From THE GUARDIAN:
For more than three and a half centuries, the death of René Descartes one winter's day in Stockholm has been attributed to the ravages of pneumonia on a body unused to the Scandinavian chill. But in a book released after years spent combing the archives of Paris and the Swedish capital, one Cartesian expert has a more sinister theory about how the French philosopher came to his end. According to Theodor Ebert, an academic at the University of Erlangen, Descartes died not through natural causes but from an arsenic-laced communion wafer given to him by a Catholic priest.
Ebert believes that Jacques Viogué, a missionary working in Stockholm, administered the poison because he feared Descartes's radical theological ideas would derail an expected conversion to Catholicism by the monarch of protestant Sweden. "It is very likely that he saw in Descartes an obstacle to the Queen's conversion to the Catholic faith," Ebert told Le Nouvel Observateur newspaper.

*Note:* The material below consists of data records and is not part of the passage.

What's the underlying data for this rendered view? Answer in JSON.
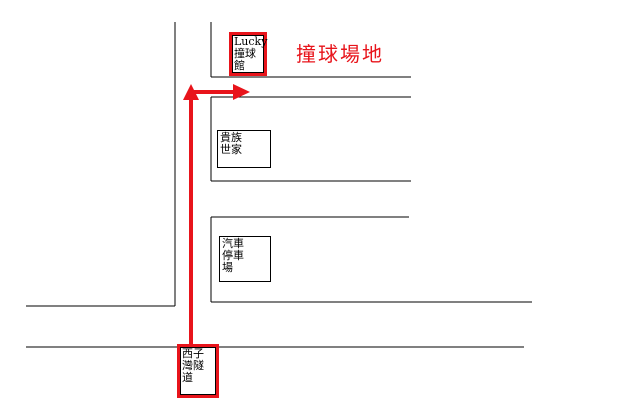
{
  "title": "撞球場地",
  "places": {
    "lucky": "Lucky\n撞球\n館",
    "noble": "貴族\n世家",
    "parking": "汽車\n停車\n場",
    "xiziwan": "西子\n灣隧\n道"
  },
  "colors": {
    "route": "#e8141b",
    "road": "#000000",
    "background": "#ffffff"
  }
}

I’ve always wondered what the church wafers were laced with … and now I know.
I always though that he didn’t die but vanished after responding to question – “Would you like some wine?” – with “I think not.”
Kindly leave the stage, Father Weir!
hmmm… I know a few parishioners that deserve that!
So did the queen convert?
I think that should be “Arsenic and Man Lace”
A nerd called Descartes thought a lot
And wrote clever books; girly swot
But the church hated nerds
And hence his last words:
“I Mass, therefore I am not.”
Quelle suprise! One of Rome’s finer moments? Yes Lois, Queen Christina did convert and had to abidicate she also was noted for preferring masculine clothes.
Oh, thank you Michael. THAT Queen Christina, played by Greta Garbo. Now I remember.